The coin was originally supposed to be made by U.S.J. Dunbar. His design was based on a portrait painted by Lorenzo Lotto of Columbus in 1512. The U.S. Mint's Chief Engraver at the time, Charles E. Barber, derailed any attempt by Dunbar from producing the coin, and instead took on the project, basing his depiction of Columbus allegedly on a bust made by artist Olin L. Warner.
The obverse depicts a right-facing portrait of Columbus flanked by the legends UNITED STATES OF AMERICA and COLUMBIAN HALF DOLLAR.
Barber clashed with exposition officials over the reverse, favoring his own design of the Western Hemisphere covering the entire reverse. Exposition officials wanted a depiction of Columbus' flag ship Santa Maria poised over two globes. Seeking to absolve himself of the argument, Barber delegated the task to his Assistant Engraver, George T. Morgan.
The reverse features a port view of the Santa Maria above two hemispheres flanked by the date 1492. WORLD'S COLUMBIAN EXPOSITION CHICAGO encircles the rim, and the mintage date (either 1892 or 1893) is minted at the bottom of the coin.
The Columbian Half Dollar was minted exclusively at the Philadelphia Mint. A bill was passed on August 5, 1892 allowing no more than 5,000,000 to be produced for the fair. Mintage began on November 19, 1892.

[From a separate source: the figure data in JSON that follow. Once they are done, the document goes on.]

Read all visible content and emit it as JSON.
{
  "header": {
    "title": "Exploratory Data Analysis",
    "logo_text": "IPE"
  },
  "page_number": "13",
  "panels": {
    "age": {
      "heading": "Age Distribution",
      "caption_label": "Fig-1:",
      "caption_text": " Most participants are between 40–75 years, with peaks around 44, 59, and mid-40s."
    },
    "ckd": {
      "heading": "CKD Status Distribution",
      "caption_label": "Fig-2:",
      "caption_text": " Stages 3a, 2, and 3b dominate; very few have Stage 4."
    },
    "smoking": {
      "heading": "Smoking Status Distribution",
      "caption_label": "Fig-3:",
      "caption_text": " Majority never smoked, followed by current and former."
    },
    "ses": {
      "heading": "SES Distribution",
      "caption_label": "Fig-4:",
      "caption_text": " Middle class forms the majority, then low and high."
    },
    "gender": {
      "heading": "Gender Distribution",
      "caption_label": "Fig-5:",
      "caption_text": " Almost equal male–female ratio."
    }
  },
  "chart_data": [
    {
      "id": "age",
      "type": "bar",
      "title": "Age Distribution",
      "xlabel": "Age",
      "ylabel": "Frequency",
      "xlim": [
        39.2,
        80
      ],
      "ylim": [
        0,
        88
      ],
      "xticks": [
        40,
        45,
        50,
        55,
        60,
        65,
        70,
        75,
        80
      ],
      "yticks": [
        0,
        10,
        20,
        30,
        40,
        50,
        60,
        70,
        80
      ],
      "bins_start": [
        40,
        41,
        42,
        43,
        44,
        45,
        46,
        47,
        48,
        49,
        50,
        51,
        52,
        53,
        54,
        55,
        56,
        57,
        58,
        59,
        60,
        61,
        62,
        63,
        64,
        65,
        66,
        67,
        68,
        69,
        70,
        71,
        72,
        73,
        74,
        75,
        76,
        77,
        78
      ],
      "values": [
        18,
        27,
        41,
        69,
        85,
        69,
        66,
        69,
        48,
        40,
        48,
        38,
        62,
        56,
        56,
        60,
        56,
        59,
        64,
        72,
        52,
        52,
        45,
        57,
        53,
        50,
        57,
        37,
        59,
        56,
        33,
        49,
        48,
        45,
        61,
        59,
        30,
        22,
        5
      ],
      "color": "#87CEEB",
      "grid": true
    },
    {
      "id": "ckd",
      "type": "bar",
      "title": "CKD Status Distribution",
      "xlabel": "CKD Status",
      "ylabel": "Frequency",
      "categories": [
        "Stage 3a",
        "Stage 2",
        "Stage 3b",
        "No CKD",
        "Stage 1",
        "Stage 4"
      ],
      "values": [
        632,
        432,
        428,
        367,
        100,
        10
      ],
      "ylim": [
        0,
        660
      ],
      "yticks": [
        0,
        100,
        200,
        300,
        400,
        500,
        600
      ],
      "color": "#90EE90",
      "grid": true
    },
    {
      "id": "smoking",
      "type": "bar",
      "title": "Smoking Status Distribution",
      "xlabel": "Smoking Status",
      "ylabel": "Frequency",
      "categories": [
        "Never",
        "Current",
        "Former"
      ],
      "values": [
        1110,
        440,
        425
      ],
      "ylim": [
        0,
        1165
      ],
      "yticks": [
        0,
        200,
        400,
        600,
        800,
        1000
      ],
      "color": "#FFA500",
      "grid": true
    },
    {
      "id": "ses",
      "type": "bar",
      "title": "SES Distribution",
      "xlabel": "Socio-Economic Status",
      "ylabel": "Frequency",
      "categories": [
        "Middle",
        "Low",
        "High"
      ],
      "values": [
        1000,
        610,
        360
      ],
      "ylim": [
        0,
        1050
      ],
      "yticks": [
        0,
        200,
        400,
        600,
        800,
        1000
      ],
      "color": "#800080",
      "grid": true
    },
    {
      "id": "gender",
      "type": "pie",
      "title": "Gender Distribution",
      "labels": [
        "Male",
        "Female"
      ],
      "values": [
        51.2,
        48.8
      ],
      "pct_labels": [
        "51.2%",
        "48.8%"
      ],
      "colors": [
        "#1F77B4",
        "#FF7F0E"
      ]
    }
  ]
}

Mintage for the 1892 Half Dollar numbered around 950,000. Mintage for the 1893 Half Dollar numbered 4,052,105; however 2,501,700 were returned to the mint for melting.
Proof strikes numbered 103 in 1892. Three of them were the 400th, 1,492nd and 1,892nd coins struck by the mint. These were in recognition of the 400th anniversary of the discovering of America, the year America was discovered, and the year of the anniversary.
An unknown amount of coins were retained for assay testing in 1892, and 2,105 were retained for assay testing in 1893.
The first struck half-dollar proof was bought by the Remington Typewriter Company, in a publicity stunt which garnered attention during the Exposition, for $10,000. The proofs were distributed to dignitaries and other Exposition officials. An unknown quantity of half-dollars were used as collateral against loans made to the Exposition by banks. When the Exposition failed to repay the debits, the banks dumped the coins into circulation. Coins were sold at the exposition for one dollar.